There are a multitude of psychological factors involved with an athlete’s psyche: aggression, motivation, focus, tolerance of pain, attitude towards winning and losing, anxiety/stress coping skills, coach-ability, ability to manage distractions, and being able to relax under pressure.
The bolter athlete is gifted with natural speed and does not believe he needs to work as hard as his teammates. This type of athlete needs to be motivated to train as hard as his fellow players since he will eventually fall behind those with higher work ethic. Ways to motivate a bolter could include down-talking his/her natural ability and stating that it could be a lot better with hard training.
The wooden horse-model athlete usually has plenty of motivation due to the enthusiasm involved with starting a sport or coming back from an injury/illness. At this point I would give the athlete a lot of positive feedback, but at the same time pushing him/her that extra step. The workhorse-model athlete has very high motivation, but has trouble stepping it up to the next level during competition. Possible reasons for this are overtraining and quality of training. I would focus on making the training sessions as efficient and sport specific as possible and emphasize proper post-workout recovery.
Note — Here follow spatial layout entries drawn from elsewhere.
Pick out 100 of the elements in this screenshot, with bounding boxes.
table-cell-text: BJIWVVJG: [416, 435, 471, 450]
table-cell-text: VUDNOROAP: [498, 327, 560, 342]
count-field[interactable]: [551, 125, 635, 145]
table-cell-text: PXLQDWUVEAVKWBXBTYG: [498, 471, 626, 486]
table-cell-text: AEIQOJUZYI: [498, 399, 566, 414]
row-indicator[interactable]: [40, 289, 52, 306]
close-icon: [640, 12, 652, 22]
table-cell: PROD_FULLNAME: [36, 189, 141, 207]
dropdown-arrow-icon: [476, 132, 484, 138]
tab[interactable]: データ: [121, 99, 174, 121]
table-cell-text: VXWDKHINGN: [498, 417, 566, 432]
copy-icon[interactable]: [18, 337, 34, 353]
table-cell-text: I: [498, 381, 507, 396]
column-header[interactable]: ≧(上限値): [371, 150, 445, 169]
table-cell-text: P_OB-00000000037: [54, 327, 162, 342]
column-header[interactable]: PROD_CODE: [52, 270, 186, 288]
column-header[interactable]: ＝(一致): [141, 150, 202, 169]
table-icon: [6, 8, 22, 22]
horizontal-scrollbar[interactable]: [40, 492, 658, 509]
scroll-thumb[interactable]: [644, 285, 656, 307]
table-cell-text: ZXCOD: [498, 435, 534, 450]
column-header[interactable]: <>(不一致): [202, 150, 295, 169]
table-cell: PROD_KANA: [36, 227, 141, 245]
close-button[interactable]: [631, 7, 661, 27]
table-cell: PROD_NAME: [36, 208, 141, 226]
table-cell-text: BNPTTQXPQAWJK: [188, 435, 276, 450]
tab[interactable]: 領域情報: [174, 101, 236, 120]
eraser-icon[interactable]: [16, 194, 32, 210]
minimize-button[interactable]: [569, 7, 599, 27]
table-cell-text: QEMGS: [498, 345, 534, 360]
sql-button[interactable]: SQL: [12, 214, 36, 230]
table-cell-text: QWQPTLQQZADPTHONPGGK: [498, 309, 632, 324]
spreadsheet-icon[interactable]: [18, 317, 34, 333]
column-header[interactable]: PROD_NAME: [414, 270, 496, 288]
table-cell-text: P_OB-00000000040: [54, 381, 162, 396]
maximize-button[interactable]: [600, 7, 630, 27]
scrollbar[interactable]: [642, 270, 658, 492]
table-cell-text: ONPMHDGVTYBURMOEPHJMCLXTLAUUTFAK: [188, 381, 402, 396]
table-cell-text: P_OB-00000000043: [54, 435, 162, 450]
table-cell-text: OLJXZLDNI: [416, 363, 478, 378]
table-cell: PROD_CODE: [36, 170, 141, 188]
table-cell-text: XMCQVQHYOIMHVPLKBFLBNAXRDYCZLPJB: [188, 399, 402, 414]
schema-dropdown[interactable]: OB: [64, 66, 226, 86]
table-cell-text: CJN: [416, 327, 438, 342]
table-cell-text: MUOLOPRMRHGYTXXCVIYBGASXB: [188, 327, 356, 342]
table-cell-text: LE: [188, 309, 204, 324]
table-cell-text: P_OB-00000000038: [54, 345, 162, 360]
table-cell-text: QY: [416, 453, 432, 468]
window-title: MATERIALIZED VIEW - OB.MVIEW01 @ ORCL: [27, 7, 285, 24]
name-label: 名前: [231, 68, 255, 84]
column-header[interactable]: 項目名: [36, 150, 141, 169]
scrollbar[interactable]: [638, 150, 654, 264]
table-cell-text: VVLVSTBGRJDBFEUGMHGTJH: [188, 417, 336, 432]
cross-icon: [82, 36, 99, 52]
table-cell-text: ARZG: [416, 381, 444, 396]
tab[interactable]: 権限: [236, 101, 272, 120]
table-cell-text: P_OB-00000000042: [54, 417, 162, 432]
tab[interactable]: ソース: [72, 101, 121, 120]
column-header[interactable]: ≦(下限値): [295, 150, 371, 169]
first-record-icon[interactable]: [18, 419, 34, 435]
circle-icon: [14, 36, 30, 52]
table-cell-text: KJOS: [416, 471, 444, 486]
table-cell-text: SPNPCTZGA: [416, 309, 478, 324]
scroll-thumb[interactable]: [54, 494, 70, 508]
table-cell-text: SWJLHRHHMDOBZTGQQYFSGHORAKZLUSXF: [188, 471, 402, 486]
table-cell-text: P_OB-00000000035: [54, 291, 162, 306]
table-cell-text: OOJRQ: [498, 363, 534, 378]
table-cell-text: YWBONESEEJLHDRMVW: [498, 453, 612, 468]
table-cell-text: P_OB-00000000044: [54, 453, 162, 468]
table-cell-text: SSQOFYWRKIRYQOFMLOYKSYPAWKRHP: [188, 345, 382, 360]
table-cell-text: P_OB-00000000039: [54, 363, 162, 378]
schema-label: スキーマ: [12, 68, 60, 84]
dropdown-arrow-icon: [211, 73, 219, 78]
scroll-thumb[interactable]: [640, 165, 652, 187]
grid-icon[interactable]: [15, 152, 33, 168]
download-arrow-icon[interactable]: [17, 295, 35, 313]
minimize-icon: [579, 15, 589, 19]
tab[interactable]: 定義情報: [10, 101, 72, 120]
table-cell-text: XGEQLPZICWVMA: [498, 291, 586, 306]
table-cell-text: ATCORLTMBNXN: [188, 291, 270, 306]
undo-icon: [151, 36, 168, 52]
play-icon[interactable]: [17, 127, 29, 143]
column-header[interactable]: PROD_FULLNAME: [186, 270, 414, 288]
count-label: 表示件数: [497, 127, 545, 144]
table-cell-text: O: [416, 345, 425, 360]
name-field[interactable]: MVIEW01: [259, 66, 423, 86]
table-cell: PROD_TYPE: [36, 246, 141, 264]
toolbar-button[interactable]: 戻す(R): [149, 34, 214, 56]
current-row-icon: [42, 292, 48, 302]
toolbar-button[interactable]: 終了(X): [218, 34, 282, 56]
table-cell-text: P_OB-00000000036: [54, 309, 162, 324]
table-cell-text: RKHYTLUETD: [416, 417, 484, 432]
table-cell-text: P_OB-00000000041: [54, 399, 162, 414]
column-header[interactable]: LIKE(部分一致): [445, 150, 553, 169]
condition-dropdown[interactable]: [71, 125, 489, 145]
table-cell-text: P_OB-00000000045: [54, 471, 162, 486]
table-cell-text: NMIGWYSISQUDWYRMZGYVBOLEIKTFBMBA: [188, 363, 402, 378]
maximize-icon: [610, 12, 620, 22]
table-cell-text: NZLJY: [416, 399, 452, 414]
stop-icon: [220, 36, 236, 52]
The thoroughbred-model athlete is the naturally gifted performer. They have what it takes physically to excel, but sometimes need to work on skills of focus and awareness. I would have this type of athlete participating in meditation or yoga classes to help develop these skills.
For example, a wrestler who focuses on developing maximum strength and neglects his/her aerobic endurance will suffer from fatigue during the 2nd or 3rd period of a match. Strength is crucial is wrestling, however, aerobic endurance is key in outlasting your opponent. Strength means nothing if you do not have the gas to make it work.
The 100 and 200-meter sprinter needs a fine balance of speed and power to be successful. Strength generates speed; therefore the sprinter will hit a sticking point with his/her speed unless they put more emphasis on developing more strength for faster speed.
References
Smith, D.J. (2003). A Framework for Understanding the Training Process Leading to Elite Performance. Sports Medicine Journal, 33 (15):1103-1126.